Sunday, March 23, 2008

5 Years in Iraq - What's The Problem

By
Karen Kwiatkowski, Ph.D, is a retired USAF lieutenant colonel, who spent her final four and a half years in uniform in the upper echelons of Pentagon. She shared her story about what went on during the run-up to the invasion of Iraq with the American Conservative Magazine and Salon.

We know the numbers -- 1 trillion dollars, 5 years, 775 detainees in Guantanamo, 935 false statements made by the administration, about 4,000 dead Americans, 30-50,000 wounded soldiers, over 100,000 soldiers with treated and untreated PTSD, almost a million dead Iraqis, 2 million internally displaced Iraqis and up to 3 million Iraqi refugees who have left the country.

But apparently this is not a problem, as the political elite in this country do not serve, and the cannon fodder producing communities across the country do not count.

We do know that no party leadership, Democrat or Republican cares a whit about the Iraq occupation, whether it is the fifth anniversary, or the hundredth -- except as it can be used to mobilize a vote or two.

We know that the kingmakers in America -- the New York Times and the Washington Post, and the major television stations -- all support the continuation of the Iraq occupation, indefinitely. Attacks on Iran? Well, it seems they will probably support that as well. The Iraq fifth anniversary features in both papers were carefully posed to be generally supportive of the actions taken by Bush and Cheney -- while "honestly" considering the faults and flaw of execution. To look at the glass half full -- well, we have all those nice bases overseas, and think of the oil and democracies we are "protecting."

And we wouldn't want Israel to feel all alone -- isn't that a good reason for an otherwise immoral and rapacious occupation of Iraq? Plus -- what are you going to do -- bring the troops all home?

Actually, yes. That is exactly what we are going to do -- just like in 1975, and just like the Soviets out of Afghanistan in 1989. Our unemployable, ill-tempered, chemical and drug-addicted, betrayed troops will indeed come home. They will be want to talk about their experiences -- but no one at their kitchen table will understand, or even want to listen. Their nightmares and pain-filled memories mirror our stupid and well-deserved guilt. Just like five years ago and today, ten years from now we still won't be ready to talk about why the will of the American people (don't 70+ percent oppose the occupation) was inconsequential, and why we ignored our constitutional requirement for Congressional action pro or con on Iraq before 4,000 of our soldiers died there for no reason whatsover.

OK -- you've been waiting. There is a reason for five and ten and twenty years and even a hundred in Iraq.
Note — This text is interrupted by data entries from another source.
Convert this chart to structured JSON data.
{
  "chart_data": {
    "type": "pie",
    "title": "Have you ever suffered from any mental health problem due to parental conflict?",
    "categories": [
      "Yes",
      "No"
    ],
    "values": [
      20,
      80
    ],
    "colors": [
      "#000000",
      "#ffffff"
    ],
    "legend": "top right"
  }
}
Arms sales, security services sales, occupation related business, and the inevitable nature of bureaucracies to grow no matter what -- whether it be the State Department consoled by an administration that hates them with a monstrous Baghdad palace of symbolic American "influence," or a beloved Pentagon and intelligence apparatus that has never seen such fat budget years, with such minimal justification, gaining such a net negative in American security. It's all good for State Department and Pentagon business and budgets. War works.

When mainstream media complains about the war -- they do so carefully, because too many people in this country benefit in one way or another from the American warfare-welfare state. To do the right thing at the national level will cost the government -- Republicans and Democrats -- credibility (Why did we go? Why didn't we come home sooner?) and budget justification (no war on terror through occupation and aggression, no need for DHS, or a half trillion a year Pentagon budget). To do the right thing will cost - in the short term -- actual jobs in districts who get tax dollars for products relating to maintenance and expansion of our global military empire.

Until we recognize what we have become as a nation -- and look our weaknesses and dependencies in the face -- we cannot afford to care about 4,000 soldiers, or 40,000. They died and are dying to make us feel good, to sustain an illusion of national productivity, to nurture our fantasy of national moral superiority.

And unlike the Jesus we remember this Easter, overcoming death to raise our own moral standards and free us from unproductive and selfish lives -- the dead Americans and Iraqis are going to stay dead as permanent testaments to our lack of ethics, our economic barrenness, and our supreme selfishness. One thing is for sure -- and maybe the mainstream media actually got it right. You can't blame Bush and Cheney, five years later.